The health check for the app also experiences delays and sometimes fails on the first run.
Subsequent requests (2nd, 3rd, etc.) work fine.
If the API is idle for a few minutes (around 5 minutes), the first request again experiences a delay or fails, showing a repeated cold start behavior.
This behavior is impacting the reliability of our application, especially for endpoints that need to be responsive immediately after deployment or during idle periods.
After a deployment, the first request to the API takes a long time to respond and occasionally fails.
This is likely either because the machine takes a bit to spin up and be ready for requests (solution: tune the grace period in your health check) or because on first deploy the machine is stopped; in this case the image is updated but stopped machines aren’t started (let sleeping machines lie).
Also, things definitely work better if you define an explicit http health check as described in that link rather than relying on the implicit health check - it’s a very trivial tcp “is the process up?” test and it doesn’t take into account app startup time, so it’s subject to some exponential back-off from the Fly proxy resulting in the slow first request behavior you see.

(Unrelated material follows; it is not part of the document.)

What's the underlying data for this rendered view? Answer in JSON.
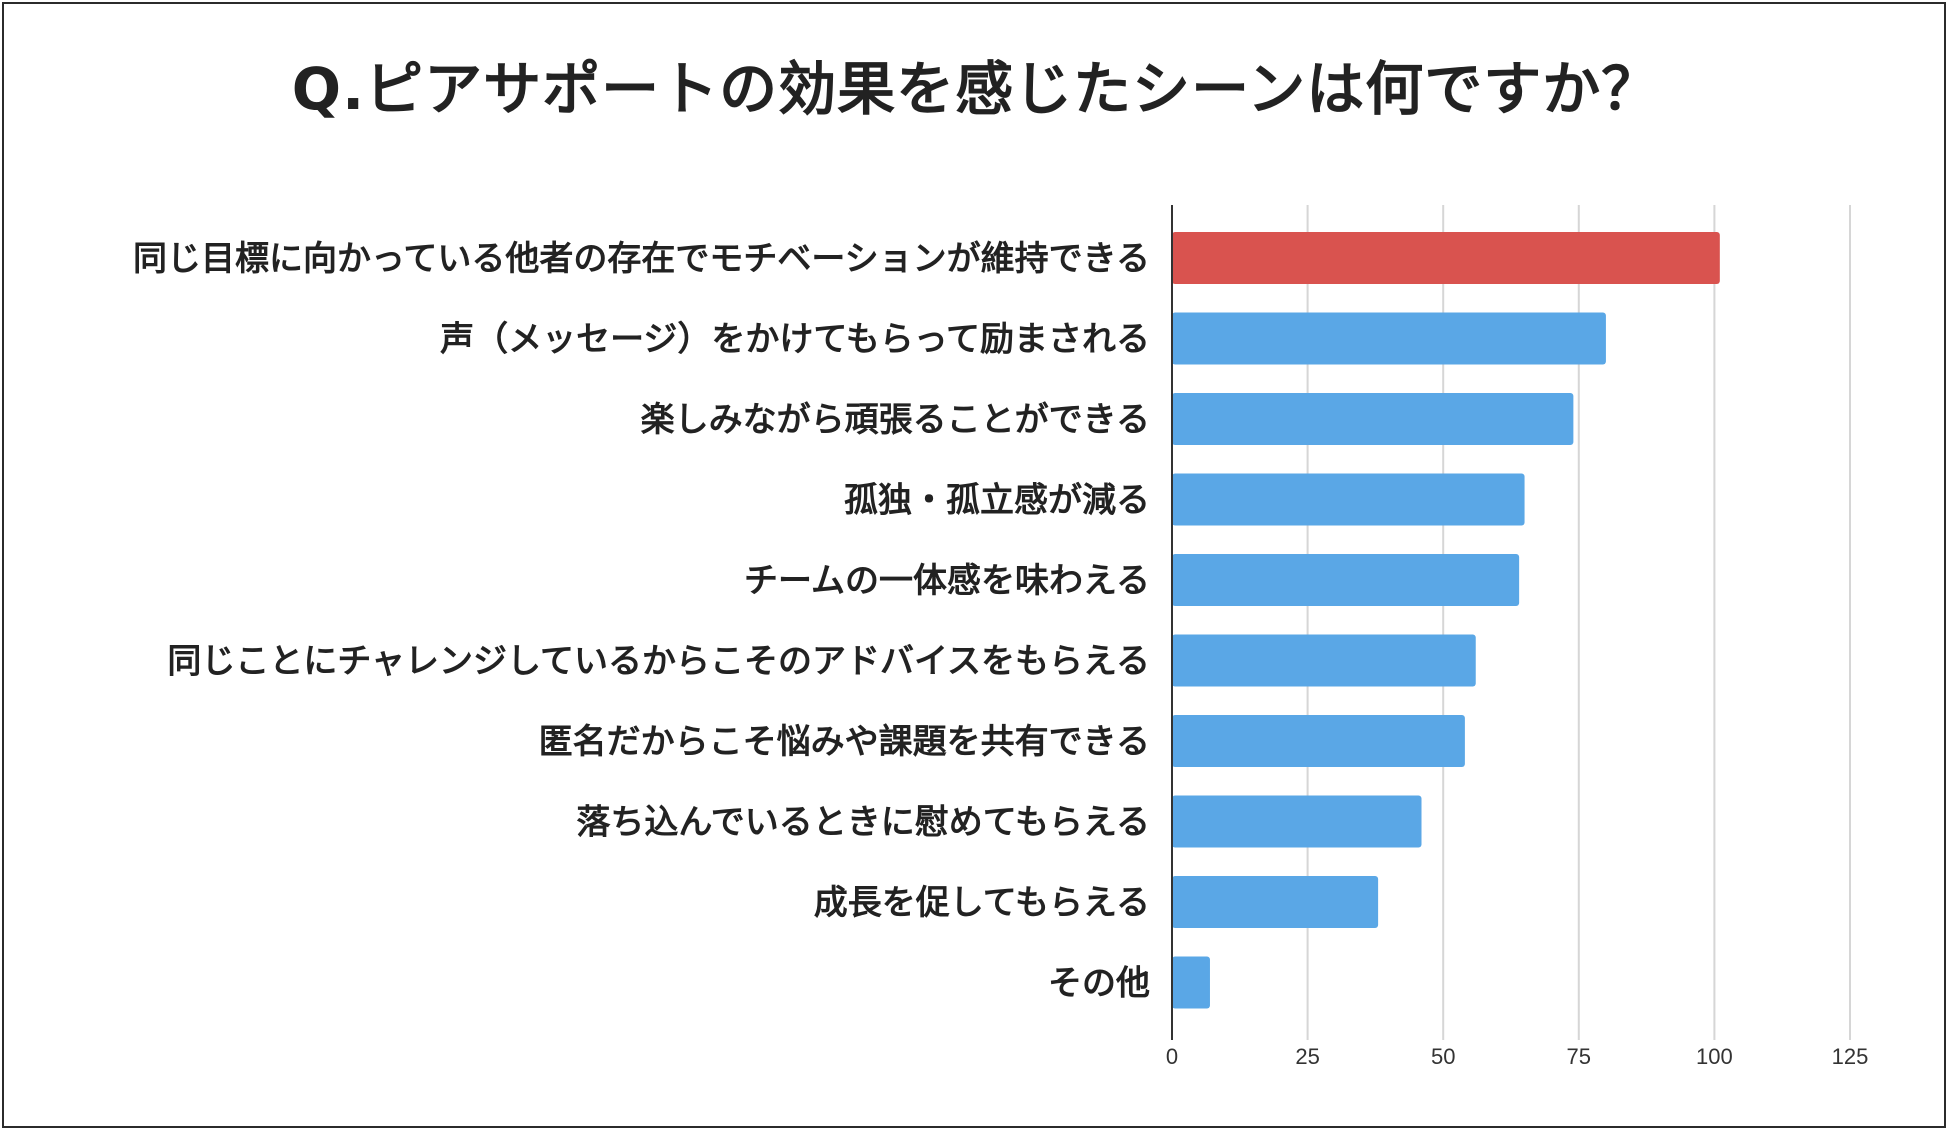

Also, your app is extremely slow to reach a point where it starts serving requests; it’s likely because you’re starting a boatload of services on app startup (I spotted redis, nats, and launchdarkly at quick glance). I would recommend splitting these off into separate Fly apps and only running your main web process on the Fly app, for faster boot times.
If the API is idle for a few minutes (around 5 minutes), the first request again experiences a delay or fails, showing a repeated cold start behavior.
This is because your machines are configured to auto-stop after a few minutes when they are not serving any requests. This saves money because machines aren’t running when nobody is using them, with the downside that indeed, when a request comes in, the machine has to wake up (cold-boot) before it can serve the request.
Properly tuning the grace period helps here because a well-tuned grace period means the wait until the request is answered is shorter, but also: auto-stop/auto-start can be turned off if you absolutely need fast first responses all the time. More information here.
What’s the spec of your machine? I wonder if your lengthy boot-up process is overwhelming the CPU, and thus you’re experiencing throttling, which is slowing down your app’s readiness.
Also, what stack are you using? We have seen some feedback here that Java APIs go through some kind of bytecode caching on first boot, which races the CPU on start-up, making the throttling problem worse.